Covid risks are not new

Covid risks have been around since early 2020 or earlier if you count cases occurring abroad. People have been managing them in various ways.

The Red Dragon. They manage Covid risks differently in Wales.

The Red Dragon. They manage Covid risks differently in Wales.

  • Social distancing.
  • Sanitisation.
  • Avoiding crowds

and more recently – masks.

And the government and the NHS have been managing them too through legislation and advice.

  • lockdown.
  • tiers.
  • closing certain venues and events.
  • restrictions on international travel.
The Saltire. They manage Covid risks differently in Scotland.

They manage Covid risks differently in Scotland too.

and increasingly  – vaccination and potentially – vaccine passports .

I have commented before about ‘Freedom Day’.

Covid risks have reduced

The above measures have at last had some effect. Vaccination is probably the most effective, and since ‘Freedom Day’ the government has been relying primarily on the ongoing vaccination programme. Some say this is putting all their eggs in one basket as the risks – and the virus – have not gone away.

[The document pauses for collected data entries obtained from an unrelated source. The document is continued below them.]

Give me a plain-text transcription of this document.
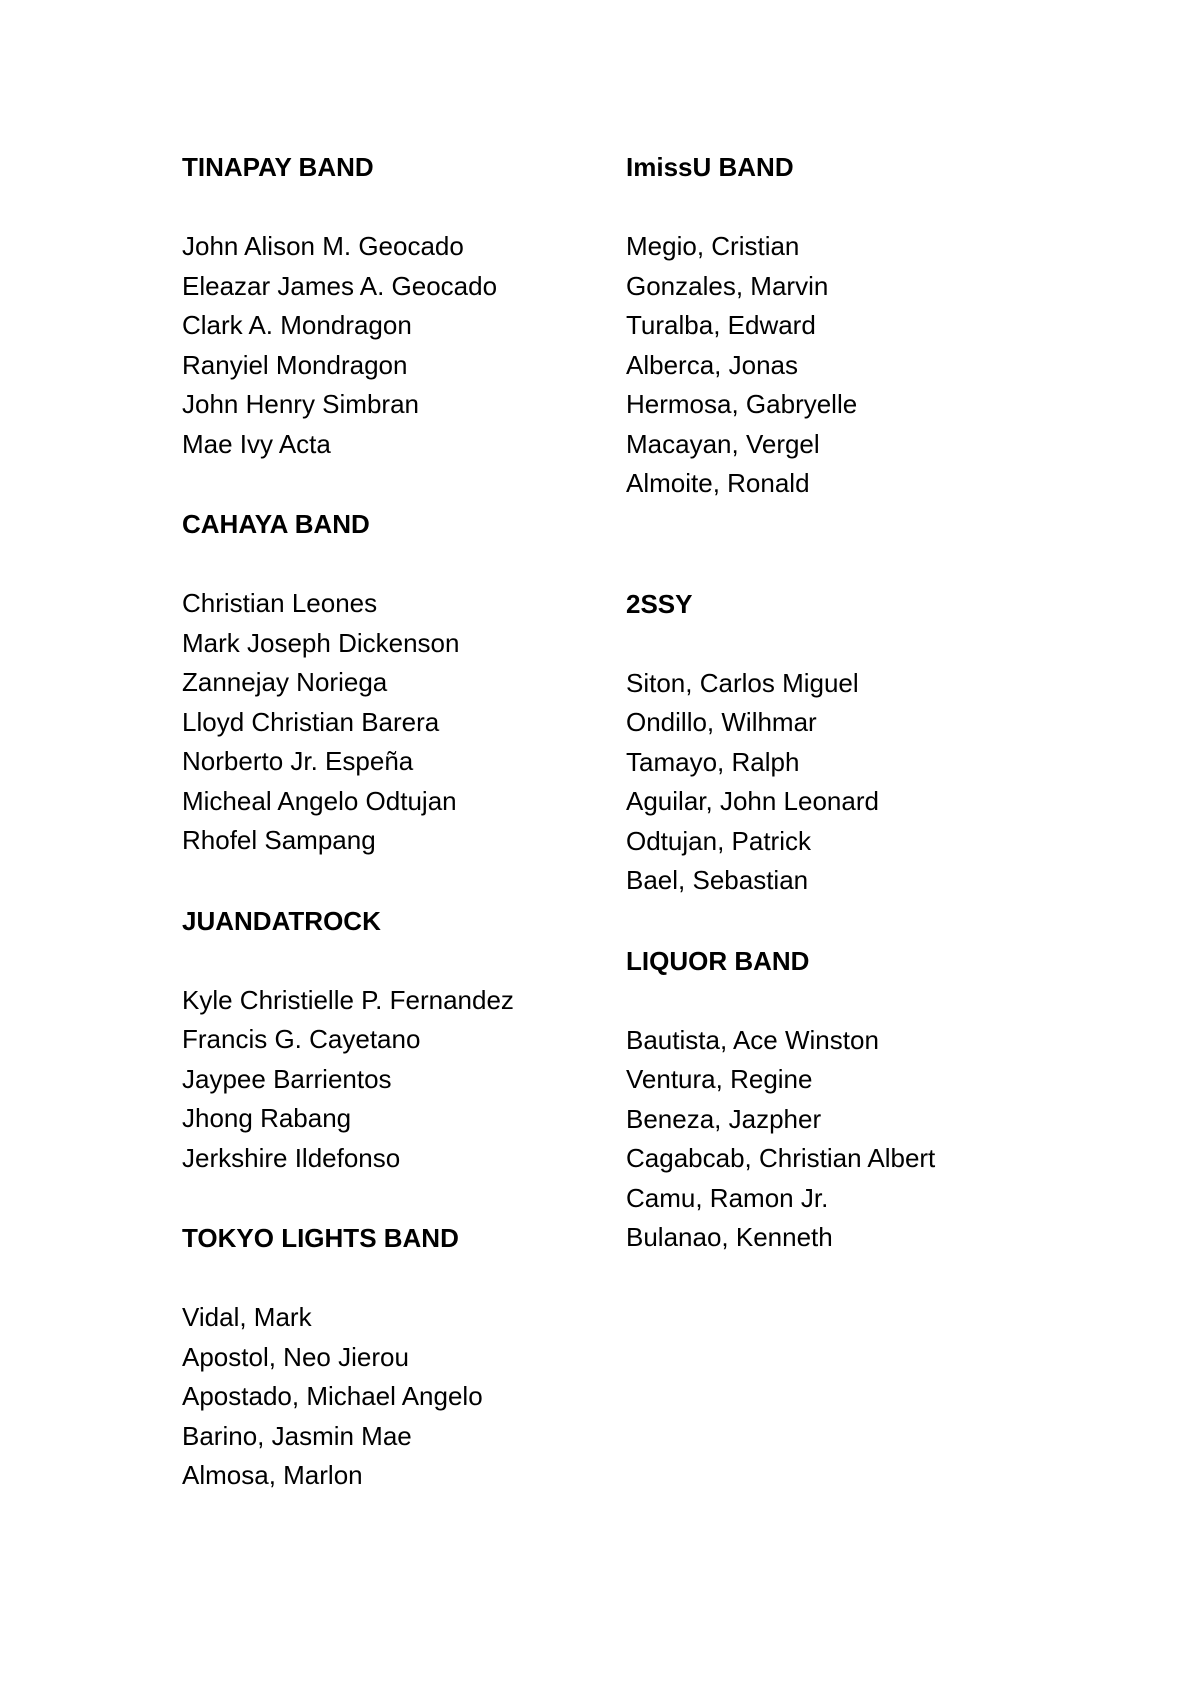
TINAPAY BAND
John Alison M. Geocado
Eleazar James A. Geocado
Clark A. Mondragon
Ranyiel Mondragon
John Henry Simbran
Mae Ivy Acta
CAHAYA BAND
Christian Leones
Mark Joseph Dickenson
Zannejay Noriega
Lloyd Christian Barera
Norberto Jr. Espeña
Micheal Angelo Odtujan
Rhofel Sampang
JUANDATROCK
Kyle Christielle P. Fernandez
Francis G. Cayetano
Jaypee Barrientos
Jhong Rabang
Jerkshire Ildefonso
TOKYO LIGHTS BAND
Vidal, Mark
Apostol, Neo Jierou
Apostado, Michael Angelo
Barino, Jasmin Mae
Almosa, Marlon
ImissU BAND
Megio, Cristian
Gonzales, Marvin
Turalba, Edward
Alberca, Jonas
Hermosa, Gabryelle
Macayan, Vergel
Almoite, Ronald
2SSY
Siton, Carlos Miguel
Ondillo, Wilhmar
Tamayo, Ralph
Aguilar, John Leonard
Odtujan, Patrick
Bael, Sebastian
LIQUOR BAND
Bautista, Ace Winston
Ventura, Regine
Beneza, Jazpher
Cagabcab, Christian Albert
Camu, Ramon Jr.
Bulanao, Kenneth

Most other countries, even those which now have higher vaccination rates than the UK –  have retained a number of risk-reduction measures and claim that is why they have lower infection rates than the UK.

What are the Covid risks?

Covid affects different people differently. It may cause:

  • No apparent symptoms – but you can infect others/
  • Mild flu-like illness.
  • More serious illness requiring hospitalisation.
  • Long-term damage to your respiratory system and/or to your heart.
  • Death.

What about the risks to our freedoms?

I agree with many people that the authorities have often applied the rules of lockdown too vigorously as well as inconsistently. However, others object to almost any restrictions. Is that reasonable? The Road Traffic Acts restrict our freedom to drive as fast as we like and require us to observe lots of rules. Would it be ‘Freedom Day’ if they were repealed? Are we not freer to use the roads because most people comply with the rules than we would be if there were no rules?

What about common sense?

The prime minister says we should be guided by our common sense and wear masks and keep social distancing where we see it as appropriate. The trouble with that is that we don’t all have the same common sense (it’s not common to everyone) and at risk by my foolishness can put you at risk. In the same way, if we relied on common sense rather than the Road Traffic Acts, your careful driving would not protect you fully against my recklessness.

What about the economy?

The experience of other countries shows that stricter controls do not damage the economy more than fewer controls. This could be because deaths and sickness from Covid damage the economy too. Some measures, such as masks, sanitisation and better ventilation would not affect the economy at all. Social distancing would affect some sectors more than others. I have written before about working from home and I recognise that it is not possible for some, is impractical for others and and option to be considered for others. Some businesses have found productivity increasing when they allowed working from home. The reduction in traffic, congestion and pollution would be another set of benefits.

What can you do about the Covid risk?

If the government leaves things as they are, I appeal to everyone to manage the risks by implementing such measures as they can especially in crowded places. Let’s consider each other and not add to the risks.